Seven years. It’s taken seven long years for the exciting and easily be-boopable “Memphis” to make it to the Broadway stage. And it’s about time.
First seen at the Bay Area’s TheatreWorks, I knew it had to be on the great white way. I just didn’t think it would take so long. With pre-Broadway runs in La Jolla and Seattle, “Memphis” should easily make its home in New York for a long time to come.
Bursting with talent, the stars of “Memphis” were smart to stick with this glorious show from the onset. Likely to become an American classic, “Memphis” tells the fictionalized story of Huey Calhoun, a white DJ who wants to get black music on the center of the radio dial for all to hear and to groove too. “Memphis” really isn’t hard hitting in dealing with racism but its 1950s setting make the struggles and fights more pertinent.
Race story aside, “Memphis” focuses more on the blossoming love story between Huey and his music as well as with local nightclub singer Felicia Farrell who tries to hide their taboo relationship in order to avoid racial conflict and to further both of their careers.

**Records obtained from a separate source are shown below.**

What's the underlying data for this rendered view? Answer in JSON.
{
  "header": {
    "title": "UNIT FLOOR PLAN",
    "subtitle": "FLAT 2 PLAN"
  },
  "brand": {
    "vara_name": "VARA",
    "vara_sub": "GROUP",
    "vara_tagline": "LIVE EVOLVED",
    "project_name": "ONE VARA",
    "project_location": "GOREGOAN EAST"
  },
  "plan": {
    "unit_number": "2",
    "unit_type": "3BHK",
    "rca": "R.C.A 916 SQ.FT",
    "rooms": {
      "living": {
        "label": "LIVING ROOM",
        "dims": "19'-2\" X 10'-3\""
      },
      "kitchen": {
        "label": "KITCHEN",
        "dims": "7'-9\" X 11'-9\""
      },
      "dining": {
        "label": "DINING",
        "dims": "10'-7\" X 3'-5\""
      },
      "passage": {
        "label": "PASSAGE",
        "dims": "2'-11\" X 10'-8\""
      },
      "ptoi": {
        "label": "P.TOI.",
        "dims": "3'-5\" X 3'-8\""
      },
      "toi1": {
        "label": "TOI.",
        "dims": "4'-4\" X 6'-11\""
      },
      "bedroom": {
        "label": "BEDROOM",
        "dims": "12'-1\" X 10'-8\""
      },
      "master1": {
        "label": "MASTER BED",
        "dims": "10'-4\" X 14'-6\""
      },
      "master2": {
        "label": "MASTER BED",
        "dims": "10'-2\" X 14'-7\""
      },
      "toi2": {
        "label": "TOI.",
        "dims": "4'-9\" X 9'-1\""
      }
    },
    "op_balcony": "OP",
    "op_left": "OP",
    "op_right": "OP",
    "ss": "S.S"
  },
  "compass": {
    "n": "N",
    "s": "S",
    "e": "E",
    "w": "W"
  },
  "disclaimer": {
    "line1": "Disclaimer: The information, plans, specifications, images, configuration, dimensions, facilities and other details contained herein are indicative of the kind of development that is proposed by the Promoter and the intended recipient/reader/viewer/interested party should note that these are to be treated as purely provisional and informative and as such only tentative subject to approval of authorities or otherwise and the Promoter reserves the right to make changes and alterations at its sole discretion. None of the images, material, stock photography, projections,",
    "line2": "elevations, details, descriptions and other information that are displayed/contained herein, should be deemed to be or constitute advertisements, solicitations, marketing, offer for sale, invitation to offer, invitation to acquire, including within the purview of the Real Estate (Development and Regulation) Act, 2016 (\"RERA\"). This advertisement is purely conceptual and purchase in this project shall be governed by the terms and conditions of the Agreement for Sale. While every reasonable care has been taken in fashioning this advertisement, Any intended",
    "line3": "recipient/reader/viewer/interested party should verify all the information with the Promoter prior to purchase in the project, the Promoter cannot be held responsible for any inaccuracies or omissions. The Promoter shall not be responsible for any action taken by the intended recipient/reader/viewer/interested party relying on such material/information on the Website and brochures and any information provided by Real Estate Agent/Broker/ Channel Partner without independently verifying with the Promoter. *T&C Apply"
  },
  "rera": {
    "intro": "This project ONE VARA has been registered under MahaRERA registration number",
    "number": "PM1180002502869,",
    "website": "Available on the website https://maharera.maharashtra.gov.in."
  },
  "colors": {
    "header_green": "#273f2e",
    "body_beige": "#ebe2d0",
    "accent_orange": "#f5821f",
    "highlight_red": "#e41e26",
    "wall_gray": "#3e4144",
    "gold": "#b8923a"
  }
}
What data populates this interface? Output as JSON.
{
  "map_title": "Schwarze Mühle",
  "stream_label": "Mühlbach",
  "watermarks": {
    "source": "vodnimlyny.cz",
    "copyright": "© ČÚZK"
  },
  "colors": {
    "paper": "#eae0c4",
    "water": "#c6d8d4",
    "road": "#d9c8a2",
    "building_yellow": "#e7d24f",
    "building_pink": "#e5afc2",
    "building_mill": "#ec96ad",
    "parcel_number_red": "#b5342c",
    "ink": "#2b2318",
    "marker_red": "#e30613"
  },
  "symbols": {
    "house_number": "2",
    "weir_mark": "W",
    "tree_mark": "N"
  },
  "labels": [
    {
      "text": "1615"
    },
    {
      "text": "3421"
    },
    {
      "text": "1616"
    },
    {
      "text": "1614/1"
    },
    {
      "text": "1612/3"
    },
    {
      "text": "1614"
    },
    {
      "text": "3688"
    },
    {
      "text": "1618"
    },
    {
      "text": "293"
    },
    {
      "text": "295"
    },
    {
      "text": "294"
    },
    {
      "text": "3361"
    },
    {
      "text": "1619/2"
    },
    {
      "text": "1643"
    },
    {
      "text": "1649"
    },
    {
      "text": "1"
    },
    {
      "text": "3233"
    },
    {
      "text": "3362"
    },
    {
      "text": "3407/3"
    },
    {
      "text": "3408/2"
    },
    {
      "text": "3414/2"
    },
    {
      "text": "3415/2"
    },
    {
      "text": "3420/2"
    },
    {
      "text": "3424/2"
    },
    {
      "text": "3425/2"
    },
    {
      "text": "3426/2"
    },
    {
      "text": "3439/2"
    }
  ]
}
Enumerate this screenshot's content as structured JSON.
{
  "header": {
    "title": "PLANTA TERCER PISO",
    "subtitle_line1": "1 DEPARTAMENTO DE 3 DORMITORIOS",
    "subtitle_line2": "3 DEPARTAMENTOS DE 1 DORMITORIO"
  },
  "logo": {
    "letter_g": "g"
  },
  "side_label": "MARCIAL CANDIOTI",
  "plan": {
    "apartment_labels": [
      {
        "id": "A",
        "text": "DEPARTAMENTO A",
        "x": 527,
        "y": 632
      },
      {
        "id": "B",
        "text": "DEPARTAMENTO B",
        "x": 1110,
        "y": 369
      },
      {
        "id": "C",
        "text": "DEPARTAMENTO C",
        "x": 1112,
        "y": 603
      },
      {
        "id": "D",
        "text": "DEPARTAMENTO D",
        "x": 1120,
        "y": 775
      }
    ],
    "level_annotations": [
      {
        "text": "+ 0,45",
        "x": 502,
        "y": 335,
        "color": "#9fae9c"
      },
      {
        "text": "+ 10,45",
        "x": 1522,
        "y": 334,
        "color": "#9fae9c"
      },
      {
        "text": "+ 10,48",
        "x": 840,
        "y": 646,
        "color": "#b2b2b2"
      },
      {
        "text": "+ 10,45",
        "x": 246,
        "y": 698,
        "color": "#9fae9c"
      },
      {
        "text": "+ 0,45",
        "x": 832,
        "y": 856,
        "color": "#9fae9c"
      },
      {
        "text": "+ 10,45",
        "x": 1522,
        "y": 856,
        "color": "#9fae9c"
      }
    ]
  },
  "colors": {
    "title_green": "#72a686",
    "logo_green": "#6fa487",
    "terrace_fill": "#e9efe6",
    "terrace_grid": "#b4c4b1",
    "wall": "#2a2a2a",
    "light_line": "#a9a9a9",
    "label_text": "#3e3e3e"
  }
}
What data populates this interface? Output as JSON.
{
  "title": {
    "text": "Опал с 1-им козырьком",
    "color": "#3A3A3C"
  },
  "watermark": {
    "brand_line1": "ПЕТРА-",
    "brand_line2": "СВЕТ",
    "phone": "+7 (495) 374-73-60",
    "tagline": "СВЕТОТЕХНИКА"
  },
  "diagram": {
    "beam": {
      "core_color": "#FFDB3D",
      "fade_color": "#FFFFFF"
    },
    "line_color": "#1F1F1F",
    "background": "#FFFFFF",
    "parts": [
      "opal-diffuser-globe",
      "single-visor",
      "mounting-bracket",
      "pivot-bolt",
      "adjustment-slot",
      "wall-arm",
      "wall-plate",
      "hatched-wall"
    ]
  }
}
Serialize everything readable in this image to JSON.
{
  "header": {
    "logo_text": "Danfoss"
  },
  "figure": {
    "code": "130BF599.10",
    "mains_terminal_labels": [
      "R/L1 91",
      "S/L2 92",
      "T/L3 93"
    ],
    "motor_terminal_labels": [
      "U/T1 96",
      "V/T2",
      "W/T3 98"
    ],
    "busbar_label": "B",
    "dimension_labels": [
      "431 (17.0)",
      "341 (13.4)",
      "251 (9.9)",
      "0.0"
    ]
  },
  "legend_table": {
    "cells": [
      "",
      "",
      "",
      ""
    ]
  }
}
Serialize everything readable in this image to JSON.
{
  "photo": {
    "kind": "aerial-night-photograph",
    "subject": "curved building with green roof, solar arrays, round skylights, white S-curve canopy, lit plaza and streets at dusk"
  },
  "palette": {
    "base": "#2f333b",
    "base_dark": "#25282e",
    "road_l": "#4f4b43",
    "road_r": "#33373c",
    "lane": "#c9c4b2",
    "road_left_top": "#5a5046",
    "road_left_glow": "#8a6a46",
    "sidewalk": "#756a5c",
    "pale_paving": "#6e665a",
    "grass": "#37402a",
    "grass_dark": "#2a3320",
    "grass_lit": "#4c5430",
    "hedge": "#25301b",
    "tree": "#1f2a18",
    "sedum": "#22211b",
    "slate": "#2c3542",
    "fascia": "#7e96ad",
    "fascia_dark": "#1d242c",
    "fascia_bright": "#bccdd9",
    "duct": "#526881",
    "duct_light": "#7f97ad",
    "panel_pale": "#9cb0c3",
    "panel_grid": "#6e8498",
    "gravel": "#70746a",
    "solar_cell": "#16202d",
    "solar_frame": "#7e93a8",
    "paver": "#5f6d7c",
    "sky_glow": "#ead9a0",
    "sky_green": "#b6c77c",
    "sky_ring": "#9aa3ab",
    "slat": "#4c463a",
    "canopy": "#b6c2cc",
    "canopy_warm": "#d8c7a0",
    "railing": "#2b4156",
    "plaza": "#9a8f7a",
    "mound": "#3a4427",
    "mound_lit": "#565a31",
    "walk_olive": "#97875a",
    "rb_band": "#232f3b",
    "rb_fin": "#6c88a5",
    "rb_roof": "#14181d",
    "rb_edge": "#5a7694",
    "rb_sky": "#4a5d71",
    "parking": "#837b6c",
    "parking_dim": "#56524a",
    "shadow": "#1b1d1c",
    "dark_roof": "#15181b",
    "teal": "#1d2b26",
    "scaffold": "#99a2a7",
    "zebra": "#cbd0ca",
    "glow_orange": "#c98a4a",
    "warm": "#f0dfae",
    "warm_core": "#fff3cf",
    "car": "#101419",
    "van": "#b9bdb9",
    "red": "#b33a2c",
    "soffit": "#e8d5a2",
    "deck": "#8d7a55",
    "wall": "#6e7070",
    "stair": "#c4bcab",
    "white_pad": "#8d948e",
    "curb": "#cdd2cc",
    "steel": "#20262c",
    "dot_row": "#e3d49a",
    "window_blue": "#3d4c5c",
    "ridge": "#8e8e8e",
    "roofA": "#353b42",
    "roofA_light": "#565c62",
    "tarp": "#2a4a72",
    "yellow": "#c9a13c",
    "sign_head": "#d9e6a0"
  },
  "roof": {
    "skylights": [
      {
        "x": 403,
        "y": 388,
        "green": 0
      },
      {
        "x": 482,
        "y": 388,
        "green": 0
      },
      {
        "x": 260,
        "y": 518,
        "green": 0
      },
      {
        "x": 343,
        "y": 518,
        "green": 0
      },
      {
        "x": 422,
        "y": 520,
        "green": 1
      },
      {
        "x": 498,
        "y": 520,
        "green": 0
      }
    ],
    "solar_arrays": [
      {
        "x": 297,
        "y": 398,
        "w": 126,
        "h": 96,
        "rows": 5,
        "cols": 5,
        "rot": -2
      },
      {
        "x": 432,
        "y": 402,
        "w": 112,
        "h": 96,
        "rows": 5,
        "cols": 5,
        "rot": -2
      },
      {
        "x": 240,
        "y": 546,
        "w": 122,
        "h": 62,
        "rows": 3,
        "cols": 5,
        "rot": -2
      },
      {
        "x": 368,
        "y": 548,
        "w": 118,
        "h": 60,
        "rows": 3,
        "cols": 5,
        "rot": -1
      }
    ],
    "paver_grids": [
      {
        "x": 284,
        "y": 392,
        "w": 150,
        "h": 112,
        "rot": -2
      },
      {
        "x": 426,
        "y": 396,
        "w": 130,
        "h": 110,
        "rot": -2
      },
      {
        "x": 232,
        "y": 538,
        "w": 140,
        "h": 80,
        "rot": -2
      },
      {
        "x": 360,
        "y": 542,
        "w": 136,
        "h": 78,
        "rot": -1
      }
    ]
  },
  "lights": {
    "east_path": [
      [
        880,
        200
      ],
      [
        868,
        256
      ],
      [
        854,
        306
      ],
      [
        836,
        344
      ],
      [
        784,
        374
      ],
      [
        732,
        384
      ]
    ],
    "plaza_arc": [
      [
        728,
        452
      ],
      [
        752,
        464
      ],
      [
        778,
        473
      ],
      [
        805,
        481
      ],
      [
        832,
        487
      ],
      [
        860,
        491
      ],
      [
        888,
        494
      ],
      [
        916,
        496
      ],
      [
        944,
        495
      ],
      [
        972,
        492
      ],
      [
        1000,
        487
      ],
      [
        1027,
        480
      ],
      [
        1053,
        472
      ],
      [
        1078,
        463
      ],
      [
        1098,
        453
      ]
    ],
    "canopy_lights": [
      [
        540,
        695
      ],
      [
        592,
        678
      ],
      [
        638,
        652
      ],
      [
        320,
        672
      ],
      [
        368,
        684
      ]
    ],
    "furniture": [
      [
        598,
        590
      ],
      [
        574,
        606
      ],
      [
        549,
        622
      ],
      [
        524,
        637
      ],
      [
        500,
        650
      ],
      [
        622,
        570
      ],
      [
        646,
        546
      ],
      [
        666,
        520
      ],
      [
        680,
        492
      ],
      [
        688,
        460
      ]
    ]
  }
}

There has seldom been a better matched pair of actors and characters than leads Chad Kimball and Montego Glover, who both originated their roles in the San Francisco Bay Area. Both can easily blow the roof off any theatre with their powerful vocals, but it seems that over the years that have grew even more comfortable in their roles, turning them into Huey and Felicia.
Kimball’s mellow and carefree characterization puts you at ease with his laid back, Southern accent and even the way he strides across the stage, commanding your attention at every move. And better yet – this man can sing! His great range and powerful vocals is pure magic. Not since Michael Crawford in “Phantom of the Opera” or Richard Kiley in “Man of La Mancha” has there been a better marriage of actor and role.
Then there’s Glover, who has really grown into her character and brings down the house in her show stopping “Colored Woman” number which seemed less impressive seven years ago but now can easily send chills down to your core.
“Memphis” is not a two character show. From J. Bernard Calloway as Glover’s brother and Derrick Baskin as the quiet Gator to Cass Morgan’s Mamma, everyone in the cast is in top form and given their time to shine. A notable and noticeable standout is James Monroe Iglehart as Bobby, a Teddy Bear of a man who works at the radio station with Huey. Obviously, the producers know talent when they see it as Iglehart’s role has gotten bigger over the past several years and he even has a wonderful new solo that wasn’t in the original TheatreWorks production but added by the time it go to La Jolla. Iglehart’s second act “Big Love” number is a stand and take notice moment for Iglehart as he sings and dances with every fiber of his being, easily making it one of the show’s greatest moments and very likely getting Iglehart a Tony Award.
And while the actors will easily blow you away, the sets, lighting and vibrant costumes make you easily feel as if you’re in a 1950s time warp and easily set the mood for an evening of great entertainment. Special kudos also to director Christopher Ashley and Sergio Trujillo who have fine tuned the production from TheatreWorks to Broadway, making it a seamless, magical night. This is what live theatre is all about.
With all of the great performances and production values aside, “Memphis” is nothing without creators Joe DiPetro and David Bryan. Their great melodies and clever lyrics have paved the way for them to be the modern day Rogers & Hammerstein or Kander & Ebb because what these two create together is sheer delight. Proving they are not a one hit wonder, the two also created the current off-Broadway musical spoof “The Toxic Avenger” proving that they truly are the next Broadway dynamic duo.
As one of the cast members says in their Playbill profile, it’s nice to be part of a musical that isn’t based upon a movie. After seeing this amazing show, we all can echo that sentiment.